Er versuchte, den gleichen ungezwungenen Ton anzuschlagen. »Wie soll ich Zoeys Seele denn finden? Die Anderwelt ist von solch unermesslicher Größe, dass nur die Götter und Göttinnen in der Lage sind, sie ganz zu durchqueren.«
Die Milde in Neferets Blick wich einer Ungeduld, durch die ihre grausame Schönheit schrecklich anzusehen war. »Wage nicht zu behaupten, du hättest keine Verbindung zu ihrer Seele!« Nach einem tiefen Atemzug fuhr die Tsi Sgili ruhiger fort: »Gib es zu, mein Geliebter: Du könntest Zoey immer finden, selbst wenn es niemand sonst könnte. Was wählst du, Kalo- na? An meiner Seite über die Erde zu herrschen oder ein Sklave deiner Vergangenheit zu bleiben?«
»Ich wähle es zu herrschen. Ich werde immer die Wahl treffen zu herrschen«, sagte er ohne Zögern.
Bei seinen Worten veränderten sich Neferets Augen. Das Grün darin wurde vollkommen von Scharlachrot verschluckt.
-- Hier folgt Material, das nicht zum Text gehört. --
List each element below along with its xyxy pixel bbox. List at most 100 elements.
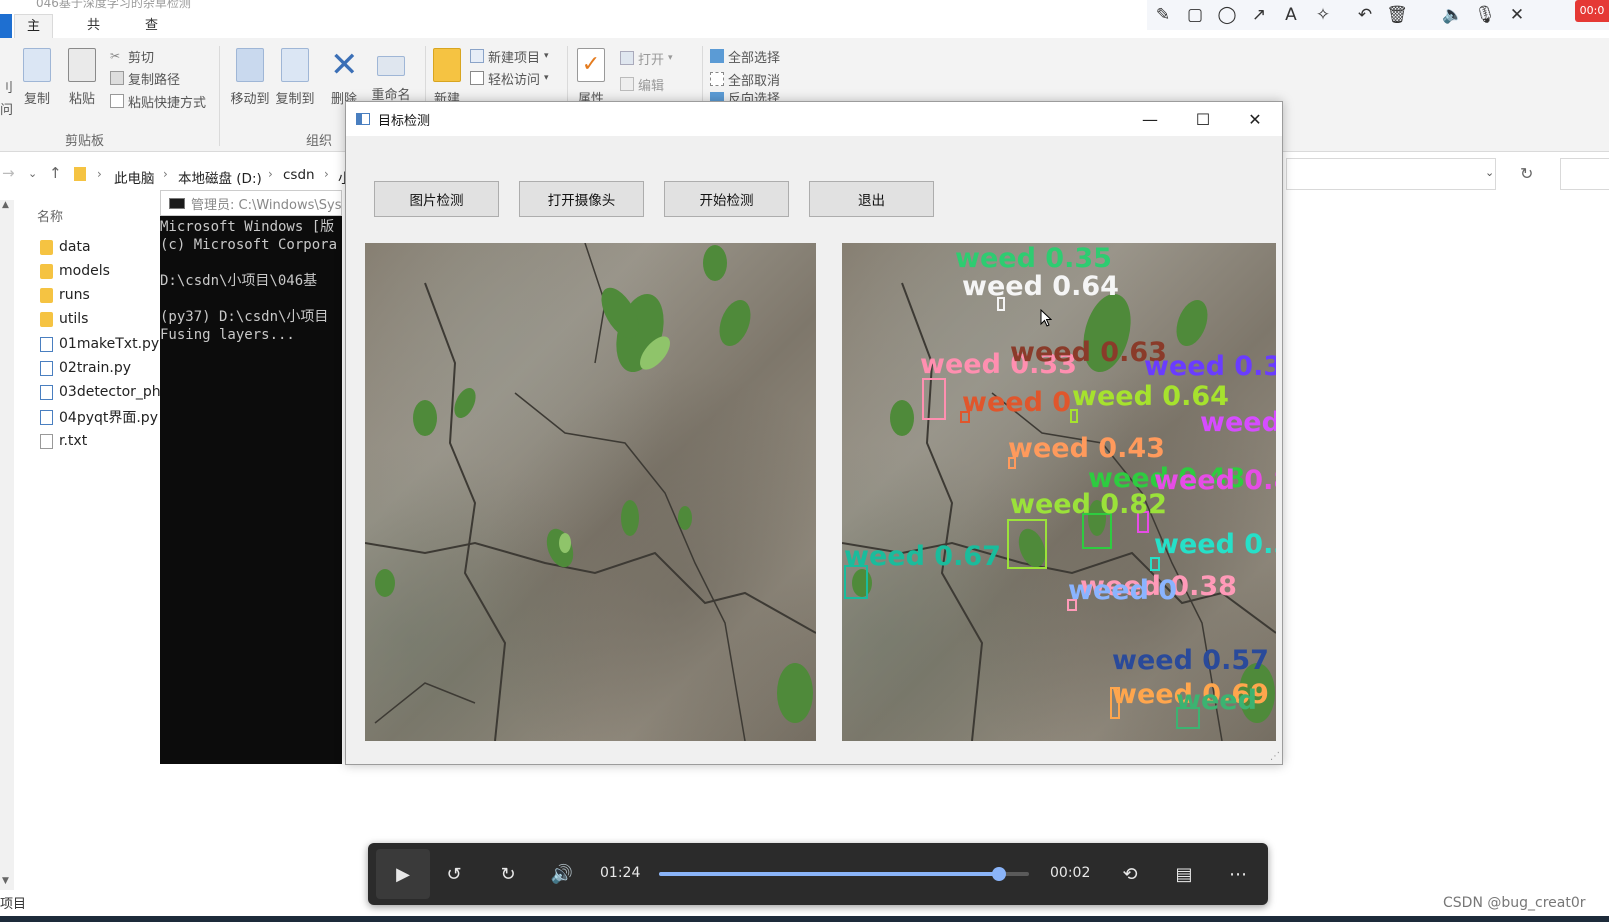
more-icon[interactable]: ⋯ — [1220, 855, 1256, 893]
column-header-name[interactable]: 名称 — [37, 206, 63, 225]
copy-button[interactable]: 复制 — [15, 38, 59, 107]
detection-label: weed 0 — [1068, 575, 1178, 606]
speaker-icon[interactable]: 🔈 — [1437, 1, 1469, 29]
image-detect-button[interactable]: 图片检测 — [374, 181, 499, 217]
detection-box — [922, 378, 946, 420]
breadcrumb-separator: › — [324, 167, 329, 181]
folder-icon — [40, 287, 53, 303]
pencil-icon[interactable]: ✎ — [1147, 1, 1179, 29]
detection-label: weed 0.43 — [1008, 433, 1165, 464]
close-icon[interactable]: ✕ — [1501, 1, 1533, 29]
easy-access-label: 轻松访问 — [488, 72, 541, 88]
breadcrumb-this-pc[interactable]: 此电脑 — [114, 167, 155, 187]
list-item[interactable]: 01makeTxt.py — [40, 333, 159, 355]
tab-share[interactable]: 共享 — [87, 14, 100, 57]
breadcrumb-csdn[interactable]: csdn — [283, 167, 315, 183]
rewind-10-icon[interactable]: ↺ — [436, 855, 472, 893]
properties-button[interactable]: ✓ 属性 — [569, 38, 613, 107]
copy-path-button[interactable]: 复制路径 — [110, 68, 180, 88]
tab-home[interactable]: 主页 — [14, 14, 54, 58]
minimize-icon[interactable]: — — [1125, 102, 1175, 136]
list-item[interactable]: 03detector_ph — [40, 381, 162, 403]
seek-bar-fill — [659, 872, 1000, 876]
forward-30-icon[interactable]: ↻ — [490, 855, 526, 893]
select-all-button[interactable]: 全部选择 — [710, 46, 780, 66]
cut-button[interactable]: ✂ 剪切 — [110, 46, 154, 66]
exit-button[interactable]: 退出 — [809, 181, 934, 217]
console-window[interactable]: 管理员: C:\Windows\Sys Microsoft Windows [版… — [160, 190, 342, 764]
address-input[interactable]: ⌄ — [1286, 158, 1496, 190]
navigation-pane-scrollbar[interactable]: ▲ ▼ — [0, 200, 14, 890]
tab-view[interactable]: 查看 — [145, 14, 158, 57]
rectangle-icon[interactable]: ▢ — [1179, 1, 1211, 29]
paste-button[interactable]: 粘贴 — [60, 38, 104, 107]
repeat-off-icon[interactable]: ⟲ — [1112, 855, 1148, 893]
python-file-icon — [40, 360, 53, 376]
list-item[interactable]: r.txt — [40, 430, 87, 452]
group-separator — [219, 46, 220, 146]
list-item[interactable]: 02train.py — [40, 357, 131, 379]
rename-button[interactable]: 重命名 — [366, 38, 416, 103]
file-name: 02train.py — [59, 360, 132, 376]
address-dropdown-chevron-icon[interactable]: ⌄ — [1485, 166, 1494, 179]
scissors-icon: ✂ — [110, 49, 121, 63]
text-file-icon — [40, 433, 53, 449]
start-detect-button[interactable]: 开始检测 — [664, 181, 789, 217]
forward-arrow-icon[interactable]: → — [2, 164, 15, 182]
move-to-button[interactable]: 移动到 — [225, 38, 275, 107]
captions-icon[interactable]: ▤ — [1166, 855, 1202, 893]
console-titlebar[interactable]: 管理员: C:\Windows\Sys — [160, 190, 342, 216]
console-line: (c) Microsoft Corpora — [160, 237, 338, 253]
new-folder-button[interactable]: 新建 — [425, 38, 469, 107]
new-item-button[interactable]: 新建项目 ▾ — [470, 46, 549, 66]
open-camera-button[interactable]: 打开摄像头 — [519, 181, 644, 217]
detection-label: weed 0 — [962, 387, 1072, 418]
edit-button[interactable]: 编辑 — [620, 74, 664, 94]
console-line: Fusing layers... — [160, 327, 295, 343]
seek-bar-thumb[interactable] — [992, 867, 1007, 881]
list-item[interactable]: 04pyqt界面.py — [40, 406, 158, 428]
easy-access-button[interactable]: 轻松访问 ▾ — [470, 68, 549, 88]
list-item[interactable]: runs — [40, 284, 90, 306]
select-none-button[interactable]: 全部取消 — [710, 69, 780, 89]
detection-titlebar[interactable]: 目标检测 — ☐ ✕ — [346, 102, 1282, 136]
scroll-down-icon[interactable]: ▼ — [2, 876, 9, 886]
magic-icon[interactable]: ✧ — [1307, 1, 1339, 29]
search-input[interactable] — [1560, 158, 1609, 190]
rename-icon — [377, 56, 405, 76]
list-item[interactable]: utils — [40, 308, 88, 330]
recording-time: 00:0 — [1575, 0, 1609, 22]
detection-box — [1007, 519, 1047, 569]
recent-locations-chevron-icon[interactable]: ⌄ — [28, 167, 37, 180]
list-item[interactable]: data — [40, 236, 91, 258]
file-tab[interactable] — [0, 14, 12, 38]
open-button[interactable]: 打开 ▾ — [620, 48, 673, 68]
list-item[interactable]: models — [40, 260, 110, 282]
paste-shortcut-button[interactable]: 粘贴快捷方式 — [110, 91, 206, 111]
copy-path-label: 复制路径 — [128, 72, 181, 88]
volume-icon[interactable]: 🔊 — [544, 855, 580, 893]
folder-icon — [40, 311, 53, 327]
trash-icon[interactable]: 🗑 — [1381, 1, 1413, 29]
circle-icon[interactable]: ◯ — [1211, 1, 1243, 29]
delete-button[interactable]: ✕ 删除 — [322, 38, 366, 107]
arrow-icon[interactable]: ↗ — [1243, 1, 1275, 29]
file-name: runs — [59, 287, 90, 303]
folder-icon — [74, 167, 86, 181]
console-title: 管理员: C:\Windows\Sys — [191, 197, 342, 213]
mic-icon[interactable]: 🎙 — [1469, 1, 1501, 29]
play-icon[interactable]: ▶ — [376, 849, 430, 899]
maximize-icon[interactable]: ☐ — [1178, 102, 1228, 136]
close-icon[interactable]: ✕ — [1230, 102, 1280, 136]
scroll-up-icon[interactable]: ▲ — [2, 200, 9, 210]
easy-access-icon — [470, 71, 484, 85]
media-player-controls: ▶ ↺ ↻ 🔊 01:24 00:02 ⟲ ▤ ⋯ — [368, 843, 1268, 905]
copy-to-button[interactable]: 复制到 — [270, 38, 320, 107]
breadcrumb-drive-d[interactable]: 本地磁盘 (D:) — [178, 167, 262, 187]
resize-grip-icon[interactable]: ⋰ — [1270, 751, 1280, 762]
seek-bar[interactable] — [659, 867, 1029, 881]
text-icon[interactable]: A — [1275, 1, 1307, 29]
up-arrow-icon[interactable]: ↑ — [49, 164, 62, 182]
undo-icon[interactable]: ↶ — [1349, 1, 1381, 29]
refresh-icon[interactable]: ↻ — [1520, 164, 1533, 183]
Sie richtete die glühenden Augäpfel auf ihn - und er war gefesselt, verzaubert, gelähmt. »Dann höre mich an, Kalona, Gefallener Krieger der Nyx. Ich schwöre dir hiermit einen Eid, dass ich deinen Körper beschützen werde. Und wenn Zoey Redbird, Jungvampyrin und Hohepriesterin der Nyx, nicht mehr ist, so werde ich, das schwöre ich dir, diese dunklen Ketten lösen und deinem Geist erlauben zurückzukehren. Dann werde ich dich auf das Dach unserer Festung in Capri bringen, dann mag der Himmel dir wieder Kraft und Leben einhauchen, und du wirst dieses Reich an meiner Seite regieren, als mein Gefährte, mein Beschützer, mein Erebos.« Hilflos, unfähig, sie aufzuhalten, musste Kalona zusehen, wie sie einen langen, spitzen Fingernagel über ihre rechte Handfläche führte. Das austretende Blut hob sie in der hohlen Hand empor wie ein Opfer. »Dies Blut gibt mir die Macht; dies Blut bindet den Eid.« Überall um sie herum regte sich Finsternis, stieß auf ihre Handfläche nieder, wand sich, pulsierte und trank. Kalona spürte die Verlockung, die von der Finsternis ausging. Ihr machtvolles, verführerisches Wispern sprach zu seiner Seele.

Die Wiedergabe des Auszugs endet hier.